Daqui em diante trataremos o nosso memorando pelo seu nome de batismo: não nos ocorre se já dissemos que ele tinha o nome do pai; mas se o não dissemos, fique agora dito. E para que se possa saber quando falamos do pai e quando do filho, daremos a este o nome do Leonardo, e acrescentaremos o apelido de pataca, já muito vulgarizado nesse tempo, quando quisermos tratar daquele.

Leonardo havia pois chegado à época em que os rapazes começam a notar que o seu coração palpita mais forte e mais apressado, em certas ocasiões, quando se encontra com certa pessoa, com quem, sem saber por quê, se sonha umas poucas de noites seguidas, e cujo nome se acode continuadamente a fazer cócegas nos lábios.

Já dissemos que D. Maria tinha agora em casa sua sobrinha: o compadre, como a própria D. Maria lhe pedira, continuou a visitá-la, e nessas visitas passavam longo tempo em conversas particulares. Leonardo acompanhava sempre o seu padrinho e fazia diabruras pela casa enquanto estava em idade disso, e depois que lhes perdeu o gosto, sentava-se em um canto e dormia de aborrecimento.

Disso resultou que detestava profundamente as visitas, e que só se sujeitava a elas obrigado pelo padrinho.

Em uma das últimas vezes que foram à casa de D. Maria, esta, assim que os viu entrar, dirigiu-se ao compadre e disse-lhe muito contente:

— Ora, afinal venci a minha campanha... veio ontem para o meu poder a menina... O tal velhaco do compadre de meu irmão não levou a sua avante.

— Muitos parabéns, muitos parabéns! respondeu o compadre.

Leonardo deu pouca atenção a isso; há muito tempo que ouvia falar da tal sobrinha; sentou-se a um canto, e começou a bocejar como de costume.

Depois de mais algumas palavras trocadas entre os dois, D. Maria chamou por sua sobrinha, e esta apareceu. Leonardo lançou-lhe os olhos, e a custo conteve o riso.

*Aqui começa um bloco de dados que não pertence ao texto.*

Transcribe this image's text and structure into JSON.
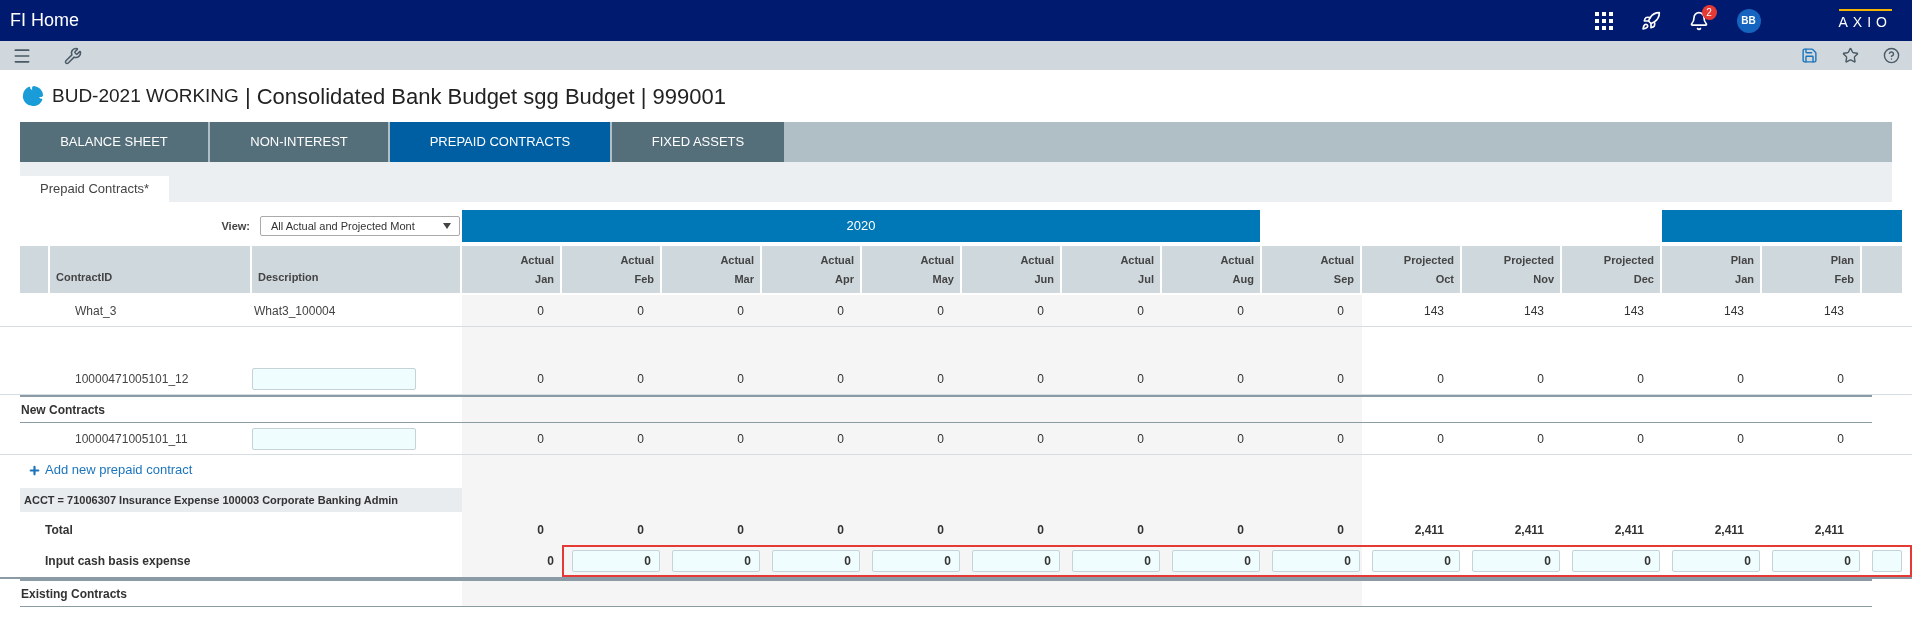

Era a sobrinha de D. Maria já muito desenvolvida, porém que, tendo perdido as graças de menina, ainda não tinha adquirido a beleza de moça: era alta, magra, pálida: andava com o queixo enterrado no peito, trazia as pálpebras sempre baixas, e olhava a furto; tinha os braços finos e compridos; o cabelo, cortado, dava-lhe apenas até o pescoço, e como andava mal penteada e trazia a cabeça sempre baixa, uma grande porção lhe caía sobre a testa e olhos, como uma viseira. Trajava nesse dia um vestido de chita roxa muito comprido, quase sem roda, e de cintura muito curta; tinha ao pescoço um lenço encarnado de Alcobaça.

Por mais que o compadre a questionasse, apenas murmurou algumas frases ininteligíveis com voz rouca e sumida. Mal a deixaram livre, desapareceu sem olhar para ninguém. Vendo-a ir-se, Leonardo tornou a rir-se interiormente.

Quando se retiraram, riu-se ele pelo caminho à sua vontade. O padrinho indagou a causa da sua hilaridade; respondeu-lhe que não se podia lembrar da menina sem rir-se.

— Então lembras-te dela muito a miúdo, porque muito a miúdo te ris.

Leonardo viu que esta observação era verdadeira.

Durante alguns dias umas poucas de vezes falou na sobrinha da D. Maria; e apenas o padrinho lhe anunciou que teriam de fazer a visita do costume, sem saber por quê, pulou de contente, e, ao contrário dos outros dias, foi o primeiro a vestir-se e dar-se por pronto.

Saíram e encaminharam-se para o seu destino.